Buffet P, Danchin N, Villemot J P, Amrein D, Ethevenot G, Juillière Y, Mathieu P, Cherrier F
Départment des Maladies CardioVasculaires, Chu Nancy-Brabois, Vandoeuvre-lès-Nancy, France.
Circulation. 1991 Nov;84(5 Suppl):III254-9.
From April 1980 to January 1990, among 2,576 percutaneous transluminal coronary angioplasty (PTCA) procedures, 100 patients (82 men and 18 women; mean age, 54 +/- 10 years [3.9%]) underwent emergency coronary artery bypass graft surgery. Before PTCA 56 had unstable angina, 34 had prior myocardial infarction, and 60 had single-vessel coronary artery disease. The mean time period from the onset of ischemia to surgical reperfusion was 147 +/- 16 minutes; 155 grafts were placed (1.5 grafts per patient). In-hospital mortality was 19%; operative mortality was significantly related to older age (59 +/- 9 versus 53 +/- 10 years, p less than 0.05), presence of unstable angina (74% versus 53%, p less than 0.05), and development of cardiogenic shock or necessity of cardiac massage before surgery (53% versus 16%, p less than 0.0001). In addition, 57 patients developed a Q wave myocardial infarction. For hospital survivors, overall survival at 7 years was 94% (Kaplan-Meier method), with three cardiac deaths during follow-up; two additional patients had late myocardial infarction, and four had late PTCA. At a mean follow-up of 55 +/- 38 months, 78% of the patients had no chest pain, and 80% reported no dyspnea. All patients received antiplatelet agents or oral anticoagulants; 34% had no antianginal medications. Among the 40 previously employed patients, 73% resumed work after surgery. All patients with cardiogenic shock or cardiac massage who survived the initial hospital period were alive at follow-up. After an initial critical period, the long-term clinical outcome of patients with emergency coronary bypass surgery after failed PTCA is satisfactory.
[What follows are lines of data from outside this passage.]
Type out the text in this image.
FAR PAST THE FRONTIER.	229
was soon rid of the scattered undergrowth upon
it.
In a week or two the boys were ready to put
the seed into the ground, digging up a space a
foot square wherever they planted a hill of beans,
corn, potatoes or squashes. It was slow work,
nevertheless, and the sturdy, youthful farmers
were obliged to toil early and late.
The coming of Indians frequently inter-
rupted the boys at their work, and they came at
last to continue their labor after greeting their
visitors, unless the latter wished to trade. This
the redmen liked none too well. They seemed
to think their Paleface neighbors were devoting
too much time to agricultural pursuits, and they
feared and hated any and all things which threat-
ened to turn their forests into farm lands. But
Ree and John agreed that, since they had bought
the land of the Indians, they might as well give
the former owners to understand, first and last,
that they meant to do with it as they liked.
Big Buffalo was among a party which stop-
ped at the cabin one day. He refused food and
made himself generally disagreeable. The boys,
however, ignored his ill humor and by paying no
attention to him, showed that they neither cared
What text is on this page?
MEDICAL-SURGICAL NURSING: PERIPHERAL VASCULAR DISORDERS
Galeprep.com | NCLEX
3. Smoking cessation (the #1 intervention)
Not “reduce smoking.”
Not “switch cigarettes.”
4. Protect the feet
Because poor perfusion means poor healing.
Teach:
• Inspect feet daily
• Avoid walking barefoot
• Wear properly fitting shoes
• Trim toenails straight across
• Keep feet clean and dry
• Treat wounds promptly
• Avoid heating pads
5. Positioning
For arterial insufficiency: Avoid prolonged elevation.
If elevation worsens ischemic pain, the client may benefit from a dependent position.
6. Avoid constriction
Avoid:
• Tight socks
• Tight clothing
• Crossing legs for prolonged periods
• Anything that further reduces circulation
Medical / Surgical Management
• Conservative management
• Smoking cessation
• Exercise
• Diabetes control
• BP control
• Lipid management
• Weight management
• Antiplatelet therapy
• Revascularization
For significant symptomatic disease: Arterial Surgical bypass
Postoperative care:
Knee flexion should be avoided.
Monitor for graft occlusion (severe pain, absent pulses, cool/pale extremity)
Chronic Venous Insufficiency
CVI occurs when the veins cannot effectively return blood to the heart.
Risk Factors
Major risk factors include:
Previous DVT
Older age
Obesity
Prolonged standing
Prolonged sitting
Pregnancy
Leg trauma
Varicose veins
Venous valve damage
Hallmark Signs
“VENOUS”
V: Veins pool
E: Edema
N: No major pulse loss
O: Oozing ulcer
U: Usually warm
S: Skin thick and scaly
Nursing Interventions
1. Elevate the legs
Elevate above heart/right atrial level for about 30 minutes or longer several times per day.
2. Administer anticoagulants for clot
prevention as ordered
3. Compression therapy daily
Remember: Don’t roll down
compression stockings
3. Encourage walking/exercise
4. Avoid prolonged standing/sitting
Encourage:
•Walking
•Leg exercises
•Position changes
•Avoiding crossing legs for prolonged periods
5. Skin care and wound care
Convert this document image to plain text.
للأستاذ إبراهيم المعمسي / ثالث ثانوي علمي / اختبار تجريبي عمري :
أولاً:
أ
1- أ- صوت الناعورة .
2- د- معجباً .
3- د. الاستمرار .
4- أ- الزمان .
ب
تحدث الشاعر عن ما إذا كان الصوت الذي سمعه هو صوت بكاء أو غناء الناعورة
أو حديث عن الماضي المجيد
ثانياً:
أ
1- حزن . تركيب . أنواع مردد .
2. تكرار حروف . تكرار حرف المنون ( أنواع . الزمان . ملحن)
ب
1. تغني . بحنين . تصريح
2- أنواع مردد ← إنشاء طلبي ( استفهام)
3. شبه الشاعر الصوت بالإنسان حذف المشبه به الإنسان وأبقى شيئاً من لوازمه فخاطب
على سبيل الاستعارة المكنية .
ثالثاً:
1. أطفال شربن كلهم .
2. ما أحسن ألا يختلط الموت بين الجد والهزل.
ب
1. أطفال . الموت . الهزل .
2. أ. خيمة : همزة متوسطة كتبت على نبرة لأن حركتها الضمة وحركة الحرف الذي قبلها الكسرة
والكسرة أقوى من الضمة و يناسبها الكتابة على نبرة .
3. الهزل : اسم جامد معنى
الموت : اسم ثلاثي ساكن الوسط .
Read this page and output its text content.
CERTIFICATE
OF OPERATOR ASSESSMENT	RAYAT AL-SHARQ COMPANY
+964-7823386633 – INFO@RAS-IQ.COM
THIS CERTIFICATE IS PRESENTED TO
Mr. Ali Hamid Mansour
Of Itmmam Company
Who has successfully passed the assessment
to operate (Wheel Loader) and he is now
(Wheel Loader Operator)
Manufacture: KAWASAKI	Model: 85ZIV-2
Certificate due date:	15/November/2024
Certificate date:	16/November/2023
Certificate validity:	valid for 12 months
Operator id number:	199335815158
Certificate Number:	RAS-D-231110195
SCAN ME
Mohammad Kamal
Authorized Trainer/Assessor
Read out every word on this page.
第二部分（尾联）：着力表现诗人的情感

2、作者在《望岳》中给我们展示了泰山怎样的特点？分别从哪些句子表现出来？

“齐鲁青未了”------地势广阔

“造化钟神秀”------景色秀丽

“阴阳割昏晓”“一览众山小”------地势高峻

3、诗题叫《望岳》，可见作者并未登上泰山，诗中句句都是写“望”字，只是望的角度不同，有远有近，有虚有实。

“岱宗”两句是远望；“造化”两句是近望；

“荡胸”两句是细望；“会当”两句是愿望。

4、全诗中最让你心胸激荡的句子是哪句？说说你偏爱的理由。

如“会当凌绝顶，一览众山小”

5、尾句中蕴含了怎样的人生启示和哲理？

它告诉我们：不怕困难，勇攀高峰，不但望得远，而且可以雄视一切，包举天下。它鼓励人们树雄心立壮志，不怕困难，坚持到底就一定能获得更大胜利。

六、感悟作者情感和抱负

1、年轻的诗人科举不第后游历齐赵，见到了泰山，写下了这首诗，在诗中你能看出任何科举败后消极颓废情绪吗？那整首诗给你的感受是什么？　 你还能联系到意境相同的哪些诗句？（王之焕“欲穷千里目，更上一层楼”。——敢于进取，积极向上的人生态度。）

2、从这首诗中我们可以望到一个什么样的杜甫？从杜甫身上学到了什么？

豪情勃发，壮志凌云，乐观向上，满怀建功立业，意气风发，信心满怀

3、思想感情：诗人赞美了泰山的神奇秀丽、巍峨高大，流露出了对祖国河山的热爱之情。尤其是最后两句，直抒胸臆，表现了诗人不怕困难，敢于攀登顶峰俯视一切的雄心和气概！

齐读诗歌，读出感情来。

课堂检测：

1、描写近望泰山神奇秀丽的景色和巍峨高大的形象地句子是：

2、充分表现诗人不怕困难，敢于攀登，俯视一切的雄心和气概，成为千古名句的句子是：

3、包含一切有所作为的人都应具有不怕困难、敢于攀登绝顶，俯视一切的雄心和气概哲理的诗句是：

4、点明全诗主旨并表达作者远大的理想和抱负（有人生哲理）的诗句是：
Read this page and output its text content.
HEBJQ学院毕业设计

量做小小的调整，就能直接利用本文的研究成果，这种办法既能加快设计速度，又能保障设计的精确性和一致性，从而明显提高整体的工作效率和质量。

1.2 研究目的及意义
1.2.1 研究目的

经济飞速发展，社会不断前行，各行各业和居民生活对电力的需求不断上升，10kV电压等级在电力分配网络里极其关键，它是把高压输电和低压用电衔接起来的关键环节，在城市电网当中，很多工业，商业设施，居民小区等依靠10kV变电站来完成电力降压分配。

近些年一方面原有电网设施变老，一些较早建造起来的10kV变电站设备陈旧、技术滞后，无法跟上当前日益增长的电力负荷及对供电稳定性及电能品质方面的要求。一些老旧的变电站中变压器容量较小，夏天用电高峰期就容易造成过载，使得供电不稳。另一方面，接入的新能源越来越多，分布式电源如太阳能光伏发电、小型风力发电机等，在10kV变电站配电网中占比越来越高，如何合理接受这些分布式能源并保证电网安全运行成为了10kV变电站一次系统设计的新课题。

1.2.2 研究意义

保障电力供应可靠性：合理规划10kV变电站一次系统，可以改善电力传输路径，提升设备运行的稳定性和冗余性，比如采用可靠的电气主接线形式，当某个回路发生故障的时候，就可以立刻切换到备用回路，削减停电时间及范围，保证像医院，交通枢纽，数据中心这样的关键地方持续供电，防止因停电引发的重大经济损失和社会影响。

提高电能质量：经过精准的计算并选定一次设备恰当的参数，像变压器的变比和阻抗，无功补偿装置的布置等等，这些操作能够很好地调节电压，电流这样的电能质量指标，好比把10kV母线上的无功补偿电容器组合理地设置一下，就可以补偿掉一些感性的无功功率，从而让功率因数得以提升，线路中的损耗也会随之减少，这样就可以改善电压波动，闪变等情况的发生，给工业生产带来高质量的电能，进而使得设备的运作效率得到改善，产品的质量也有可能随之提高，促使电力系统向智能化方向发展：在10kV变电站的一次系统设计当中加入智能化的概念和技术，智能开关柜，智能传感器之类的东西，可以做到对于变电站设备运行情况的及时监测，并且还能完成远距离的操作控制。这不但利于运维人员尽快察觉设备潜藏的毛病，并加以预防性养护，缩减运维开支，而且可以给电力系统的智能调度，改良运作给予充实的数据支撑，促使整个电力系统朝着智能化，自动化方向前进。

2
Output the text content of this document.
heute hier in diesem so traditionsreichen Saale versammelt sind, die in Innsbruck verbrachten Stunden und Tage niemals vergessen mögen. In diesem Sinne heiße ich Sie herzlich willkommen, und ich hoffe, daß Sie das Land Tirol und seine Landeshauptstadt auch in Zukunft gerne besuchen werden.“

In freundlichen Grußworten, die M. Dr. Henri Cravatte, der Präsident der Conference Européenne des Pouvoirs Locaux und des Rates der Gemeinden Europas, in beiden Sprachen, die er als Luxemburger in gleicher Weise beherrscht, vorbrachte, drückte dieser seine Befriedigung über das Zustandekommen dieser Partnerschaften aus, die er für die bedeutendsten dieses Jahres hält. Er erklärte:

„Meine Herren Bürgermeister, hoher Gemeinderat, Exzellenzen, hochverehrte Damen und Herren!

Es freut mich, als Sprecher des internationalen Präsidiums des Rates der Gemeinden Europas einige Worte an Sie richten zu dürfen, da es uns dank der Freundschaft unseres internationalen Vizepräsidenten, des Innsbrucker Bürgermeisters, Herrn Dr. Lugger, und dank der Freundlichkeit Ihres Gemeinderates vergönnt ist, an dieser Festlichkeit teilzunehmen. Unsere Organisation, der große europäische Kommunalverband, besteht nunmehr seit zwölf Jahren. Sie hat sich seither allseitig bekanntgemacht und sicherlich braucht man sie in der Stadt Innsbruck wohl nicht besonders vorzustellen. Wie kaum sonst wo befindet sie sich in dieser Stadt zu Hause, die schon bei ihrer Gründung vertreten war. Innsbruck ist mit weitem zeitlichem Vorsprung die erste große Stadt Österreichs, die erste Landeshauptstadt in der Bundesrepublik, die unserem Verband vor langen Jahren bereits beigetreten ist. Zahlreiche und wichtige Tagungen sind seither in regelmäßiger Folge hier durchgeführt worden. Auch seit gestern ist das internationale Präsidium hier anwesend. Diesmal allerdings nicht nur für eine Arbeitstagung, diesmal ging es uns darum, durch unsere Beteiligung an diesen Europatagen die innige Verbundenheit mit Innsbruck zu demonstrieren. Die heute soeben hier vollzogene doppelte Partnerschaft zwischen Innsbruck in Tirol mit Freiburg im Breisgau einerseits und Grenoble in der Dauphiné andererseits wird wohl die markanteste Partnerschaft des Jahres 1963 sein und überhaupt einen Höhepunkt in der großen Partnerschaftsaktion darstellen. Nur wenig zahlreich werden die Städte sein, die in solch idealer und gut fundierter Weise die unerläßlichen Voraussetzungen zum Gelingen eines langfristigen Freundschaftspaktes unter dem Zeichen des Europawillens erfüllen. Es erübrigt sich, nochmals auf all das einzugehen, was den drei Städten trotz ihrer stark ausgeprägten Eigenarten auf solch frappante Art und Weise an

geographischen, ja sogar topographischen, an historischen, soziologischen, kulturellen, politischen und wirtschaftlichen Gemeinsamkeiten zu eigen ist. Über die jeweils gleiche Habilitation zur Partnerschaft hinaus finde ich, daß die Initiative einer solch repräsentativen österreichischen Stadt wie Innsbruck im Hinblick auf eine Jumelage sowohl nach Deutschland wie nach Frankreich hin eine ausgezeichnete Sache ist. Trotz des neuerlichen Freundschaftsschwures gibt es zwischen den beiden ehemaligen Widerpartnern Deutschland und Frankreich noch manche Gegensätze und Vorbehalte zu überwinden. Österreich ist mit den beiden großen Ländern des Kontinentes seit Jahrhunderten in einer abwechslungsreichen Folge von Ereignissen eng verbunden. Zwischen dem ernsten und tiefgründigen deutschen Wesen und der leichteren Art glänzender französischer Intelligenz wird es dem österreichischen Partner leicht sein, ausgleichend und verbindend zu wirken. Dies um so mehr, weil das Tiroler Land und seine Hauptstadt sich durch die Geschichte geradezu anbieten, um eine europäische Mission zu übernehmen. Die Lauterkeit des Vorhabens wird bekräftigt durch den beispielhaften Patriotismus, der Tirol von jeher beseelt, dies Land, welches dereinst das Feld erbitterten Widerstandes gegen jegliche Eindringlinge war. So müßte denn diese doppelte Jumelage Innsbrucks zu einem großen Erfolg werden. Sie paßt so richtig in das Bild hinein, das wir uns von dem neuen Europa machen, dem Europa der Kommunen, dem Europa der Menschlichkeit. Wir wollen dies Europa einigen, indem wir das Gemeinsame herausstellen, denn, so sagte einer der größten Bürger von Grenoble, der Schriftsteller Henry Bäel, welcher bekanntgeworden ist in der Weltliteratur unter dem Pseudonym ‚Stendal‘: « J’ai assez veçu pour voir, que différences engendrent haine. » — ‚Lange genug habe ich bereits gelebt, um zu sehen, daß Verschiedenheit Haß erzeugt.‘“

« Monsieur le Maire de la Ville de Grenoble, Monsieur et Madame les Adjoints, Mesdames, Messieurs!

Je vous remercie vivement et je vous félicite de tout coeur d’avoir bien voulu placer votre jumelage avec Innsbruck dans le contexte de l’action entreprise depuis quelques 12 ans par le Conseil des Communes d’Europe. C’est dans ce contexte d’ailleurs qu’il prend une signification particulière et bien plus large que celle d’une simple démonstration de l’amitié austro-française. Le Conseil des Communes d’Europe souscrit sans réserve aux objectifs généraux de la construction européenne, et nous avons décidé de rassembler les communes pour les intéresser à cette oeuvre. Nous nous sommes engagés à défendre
1980年4月至1990年1月,在2576例经皮腔内冠状动脉成形术(PTCA)中,100例患者(82例男性和18例女性;平均年龄54±10岁[3.9%])接受了急诊冠状动脉旁路移植术。PTCA术前,56例有不稳定型心绞痛,34例有既往心肌梗死,60例有单支冠状动脉疾病。从缺血发作到手术再灌注的平均时间为147±16分钟;共植入155支移植血管(每位患者1.5支)。住院死亡率为19%;手术死亡率与年龄较大(59±9岁对53±10岁,p<0.05)、存在不稳定型心绞痛(74%对53%,p<0.05)以及术前发生心源性休克或需要心脏按摩(53%对16%,p<0.0001)显著相关。此外,57例患者发生了Q波心肌梗死。对于医院幸存者,7年总生存率为94%(Kaplan-Meier法),随访期间有3例心脏死亡;另有2例患者发生晚期心肌梗死,4例接受晚期PTCA。平均随访55±38个月时,78%的患者无胸痛,80%的患者报告无呼吸困难。所有患者均接受抗血小板药物或口服抗凝剂治疗;34%的患者无需抗心绞痛药物。在40例既往有工作的患者中,73例术后恢复工作。所有在初始住院期间存活的心源性休克或接受心脏按摩的患者在随访时均存活。经过最初的关键时期后,PTCA失败后接受急诊冠状动脉搭桥手术患者的长期临床结局令人满意。